Demonstration für Chavez in Caracas (Venezuela)

 

Venezuela und der amerikanische Sozialismus des 21. Jahrhunderts

Die Entwicklung in Lateinamerika verändert das Gesicht der Erde. Das mächtigste Imperium der Erde ist heruntergekommen, geschwächt und innerlich gespalten. Bei den Wahlen vom November haben die Neokonservativen um Präsident Bush für ihre Politik eine Abfuhr erhalten.

Die Situation im Irak erinnert an das Vietnam der 70er Jahre, ein militärischer Sumpf, aus dem die USA bald heraus wollen. Dies ist leichter gesagt als getan.

Dagegen wurde in Venzuela Hugo Chávez mit deutlicher Mehrheit wiedergewählt. Der Sieg von Chávez unterstreicht, dass man mit offensiver sozialistischer Programmatik breite Unterstützung gewinnen und sich dem Imperialismus widersetzen kann. Chávez hat ebenso wie der von Washington unterstützte Oppositionsführer Rosales diesen Sieg als Sieg des Sozialismus bezeichnet.

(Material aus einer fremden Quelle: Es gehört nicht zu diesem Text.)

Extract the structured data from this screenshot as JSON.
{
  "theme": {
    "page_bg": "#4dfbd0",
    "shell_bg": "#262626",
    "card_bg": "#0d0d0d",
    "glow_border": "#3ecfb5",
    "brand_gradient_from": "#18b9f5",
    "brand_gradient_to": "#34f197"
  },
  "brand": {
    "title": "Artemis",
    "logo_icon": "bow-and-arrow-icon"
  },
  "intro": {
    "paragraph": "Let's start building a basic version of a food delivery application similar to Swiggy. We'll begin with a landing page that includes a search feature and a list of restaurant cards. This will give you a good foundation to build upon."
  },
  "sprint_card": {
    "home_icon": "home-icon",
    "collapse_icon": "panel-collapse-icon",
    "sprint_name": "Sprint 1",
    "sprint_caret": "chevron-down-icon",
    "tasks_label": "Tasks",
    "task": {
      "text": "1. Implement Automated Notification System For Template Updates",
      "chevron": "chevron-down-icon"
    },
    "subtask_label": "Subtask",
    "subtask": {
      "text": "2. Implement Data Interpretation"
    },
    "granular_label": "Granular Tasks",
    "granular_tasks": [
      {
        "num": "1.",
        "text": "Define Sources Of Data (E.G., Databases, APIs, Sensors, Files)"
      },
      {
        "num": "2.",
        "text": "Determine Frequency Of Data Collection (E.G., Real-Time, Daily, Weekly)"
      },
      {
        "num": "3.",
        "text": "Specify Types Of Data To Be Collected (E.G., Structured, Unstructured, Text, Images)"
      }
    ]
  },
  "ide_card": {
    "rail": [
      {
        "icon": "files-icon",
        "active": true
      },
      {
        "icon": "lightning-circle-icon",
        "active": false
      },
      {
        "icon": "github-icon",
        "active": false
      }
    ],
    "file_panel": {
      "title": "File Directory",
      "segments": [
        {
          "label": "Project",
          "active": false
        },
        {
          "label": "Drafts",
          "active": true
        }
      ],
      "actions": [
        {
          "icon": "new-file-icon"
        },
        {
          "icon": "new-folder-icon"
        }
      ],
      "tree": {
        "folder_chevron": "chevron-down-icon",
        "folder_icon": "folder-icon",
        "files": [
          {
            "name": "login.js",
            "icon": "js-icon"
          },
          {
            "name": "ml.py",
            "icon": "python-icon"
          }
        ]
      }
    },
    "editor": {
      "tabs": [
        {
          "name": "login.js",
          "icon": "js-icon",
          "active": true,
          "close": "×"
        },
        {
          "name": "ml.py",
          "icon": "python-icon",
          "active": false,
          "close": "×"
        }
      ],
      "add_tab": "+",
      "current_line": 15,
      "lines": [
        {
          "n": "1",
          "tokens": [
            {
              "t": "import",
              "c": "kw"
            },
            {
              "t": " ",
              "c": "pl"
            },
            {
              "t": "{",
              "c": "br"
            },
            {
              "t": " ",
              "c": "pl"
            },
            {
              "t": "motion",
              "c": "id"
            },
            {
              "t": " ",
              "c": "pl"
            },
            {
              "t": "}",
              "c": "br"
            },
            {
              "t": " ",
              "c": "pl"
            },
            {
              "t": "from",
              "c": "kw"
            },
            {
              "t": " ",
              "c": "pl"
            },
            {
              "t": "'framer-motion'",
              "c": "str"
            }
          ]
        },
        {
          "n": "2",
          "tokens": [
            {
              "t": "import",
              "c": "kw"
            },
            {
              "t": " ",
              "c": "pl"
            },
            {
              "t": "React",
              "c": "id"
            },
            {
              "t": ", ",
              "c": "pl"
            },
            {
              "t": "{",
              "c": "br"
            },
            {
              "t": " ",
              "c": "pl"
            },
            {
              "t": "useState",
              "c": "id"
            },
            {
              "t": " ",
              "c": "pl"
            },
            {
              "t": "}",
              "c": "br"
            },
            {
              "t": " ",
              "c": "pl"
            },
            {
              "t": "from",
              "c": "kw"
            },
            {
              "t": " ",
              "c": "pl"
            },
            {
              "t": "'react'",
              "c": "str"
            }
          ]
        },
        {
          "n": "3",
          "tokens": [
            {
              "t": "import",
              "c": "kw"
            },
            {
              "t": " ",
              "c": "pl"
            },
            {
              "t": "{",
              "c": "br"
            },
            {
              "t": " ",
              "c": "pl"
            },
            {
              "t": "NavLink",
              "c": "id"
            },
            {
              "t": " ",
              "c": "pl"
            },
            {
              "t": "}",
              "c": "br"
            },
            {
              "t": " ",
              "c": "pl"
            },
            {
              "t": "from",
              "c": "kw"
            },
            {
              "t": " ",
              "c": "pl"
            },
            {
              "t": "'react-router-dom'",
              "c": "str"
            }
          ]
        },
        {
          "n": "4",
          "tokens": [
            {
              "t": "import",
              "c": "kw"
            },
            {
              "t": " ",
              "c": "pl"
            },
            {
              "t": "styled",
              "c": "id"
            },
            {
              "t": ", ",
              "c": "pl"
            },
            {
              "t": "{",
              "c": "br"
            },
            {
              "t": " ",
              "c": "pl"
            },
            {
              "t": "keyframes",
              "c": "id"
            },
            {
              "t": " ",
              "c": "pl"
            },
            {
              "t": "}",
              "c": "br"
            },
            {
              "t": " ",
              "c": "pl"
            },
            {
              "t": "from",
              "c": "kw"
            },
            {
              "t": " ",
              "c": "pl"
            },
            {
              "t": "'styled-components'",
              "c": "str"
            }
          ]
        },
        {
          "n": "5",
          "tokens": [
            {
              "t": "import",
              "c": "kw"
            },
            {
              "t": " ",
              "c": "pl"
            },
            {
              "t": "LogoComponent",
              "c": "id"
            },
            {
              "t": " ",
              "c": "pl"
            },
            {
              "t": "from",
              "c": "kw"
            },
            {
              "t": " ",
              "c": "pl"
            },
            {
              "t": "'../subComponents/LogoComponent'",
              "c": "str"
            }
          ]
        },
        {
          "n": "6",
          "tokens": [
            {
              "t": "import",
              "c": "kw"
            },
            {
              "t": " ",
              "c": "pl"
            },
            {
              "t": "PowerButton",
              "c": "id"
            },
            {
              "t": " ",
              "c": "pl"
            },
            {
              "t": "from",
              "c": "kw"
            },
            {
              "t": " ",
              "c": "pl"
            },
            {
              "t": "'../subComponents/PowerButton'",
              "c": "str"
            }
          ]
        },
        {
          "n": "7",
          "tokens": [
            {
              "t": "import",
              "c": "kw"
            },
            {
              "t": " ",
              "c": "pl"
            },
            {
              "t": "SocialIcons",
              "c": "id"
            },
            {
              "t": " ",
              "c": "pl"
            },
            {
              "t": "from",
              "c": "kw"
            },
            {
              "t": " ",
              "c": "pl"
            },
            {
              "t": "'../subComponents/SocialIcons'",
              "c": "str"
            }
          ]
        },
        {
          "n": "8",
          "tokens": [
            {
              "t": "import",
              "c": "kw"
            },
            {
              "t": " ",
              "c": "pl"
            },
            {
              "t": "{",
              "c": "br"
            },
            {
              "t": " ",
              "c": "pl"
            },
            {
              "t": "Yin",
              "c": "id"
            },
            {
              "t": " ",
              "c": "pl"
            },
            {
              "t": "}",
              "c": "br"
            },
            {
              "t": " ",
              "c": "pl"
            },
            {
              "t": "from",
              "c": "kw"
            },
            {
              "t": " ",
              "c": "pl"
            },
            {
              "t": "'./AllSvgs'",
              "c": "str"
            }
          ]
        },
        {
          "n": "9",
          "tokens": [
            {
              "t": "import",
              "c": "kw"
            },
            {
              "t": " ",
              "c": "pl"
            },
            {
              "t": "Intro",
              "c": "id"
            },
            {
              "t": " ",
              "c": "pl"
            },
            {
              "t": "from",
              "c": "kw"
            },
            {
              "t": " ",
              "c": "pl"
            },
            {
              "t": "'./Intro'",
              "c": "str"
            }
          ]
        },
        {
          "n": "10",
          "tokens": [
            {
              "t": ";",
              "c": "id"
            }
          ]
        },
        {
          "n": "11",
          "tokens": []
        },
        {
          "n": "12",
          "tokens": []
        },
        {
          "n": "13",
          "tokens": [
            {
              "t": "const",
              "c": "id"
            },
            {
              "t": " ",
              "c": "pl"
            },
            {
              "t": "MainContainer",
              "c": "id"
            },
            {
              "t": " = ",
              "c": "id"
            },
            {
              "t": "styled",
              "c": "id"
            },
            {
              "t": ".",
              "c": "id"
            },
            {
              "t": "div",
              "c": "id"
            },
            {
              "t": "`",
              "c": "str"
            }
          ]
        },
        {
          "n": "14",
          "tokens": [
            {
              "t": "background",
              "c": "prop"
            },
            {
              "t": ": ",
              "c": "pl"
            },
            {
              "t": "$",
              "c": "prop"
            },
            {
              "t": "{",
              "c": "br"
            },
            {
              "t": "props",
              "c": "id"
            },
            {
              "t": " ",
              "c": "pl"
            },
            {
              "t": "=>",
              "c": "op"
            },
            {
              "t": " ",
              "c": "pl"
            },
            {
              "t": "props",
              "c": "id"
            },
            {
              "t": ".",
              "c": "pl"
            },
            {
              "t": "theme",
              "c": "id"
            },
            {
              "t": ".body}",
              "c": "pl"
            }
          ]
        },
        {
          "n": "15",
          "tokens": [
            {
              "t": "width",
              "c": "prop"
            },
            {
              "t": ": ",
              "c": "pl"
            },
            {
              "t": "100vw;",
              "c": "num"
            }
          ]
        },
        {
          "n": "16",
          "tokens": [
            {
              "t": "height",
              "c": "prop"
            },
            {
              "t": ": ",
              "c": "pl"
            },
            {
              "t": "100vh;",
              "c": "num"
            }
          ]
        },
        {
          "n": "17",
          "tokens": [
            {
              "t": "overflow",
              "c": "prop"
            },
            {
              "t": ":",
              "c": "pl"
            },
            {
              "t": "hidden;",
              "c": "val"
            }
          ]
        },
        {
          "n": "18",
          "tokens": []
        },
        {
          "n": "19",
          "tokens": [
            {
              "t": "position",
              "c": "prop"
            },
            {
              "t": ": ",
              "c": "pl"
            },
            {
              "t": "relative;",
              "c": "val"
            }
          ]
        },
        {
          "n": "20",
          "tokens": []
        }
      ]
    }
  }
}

Die internationalen Medien beklagten die tiefe Zerrissenheit des Landes und forderten eine Verlangsamung im revolutionären Prozess. Man kann nicht gleichzeitig Präsident und Revolutionär sein, mahnte die Berliner TaZ. »Sei nicht so extremistisch! Genug mit der feurigen revolutionären Rhetorik, Hugo, sei jetzt endlich vernünftig und benimm dich wie ein normaler Politiker«, so der Rat an den Präsidenten. Anscheinend ist für die TaZ ein »normaler« Politiker jemand, der vor der Wahl eine Politk im Interesse der Armen verspricht und hinterher still und leise davon abrückt. Dies wird dann stets damit begründet, dass der Sozialismus wider der menschlichen Natur sei und daher nicht funktionieren könne und immer zu einem totalitären Staat führe.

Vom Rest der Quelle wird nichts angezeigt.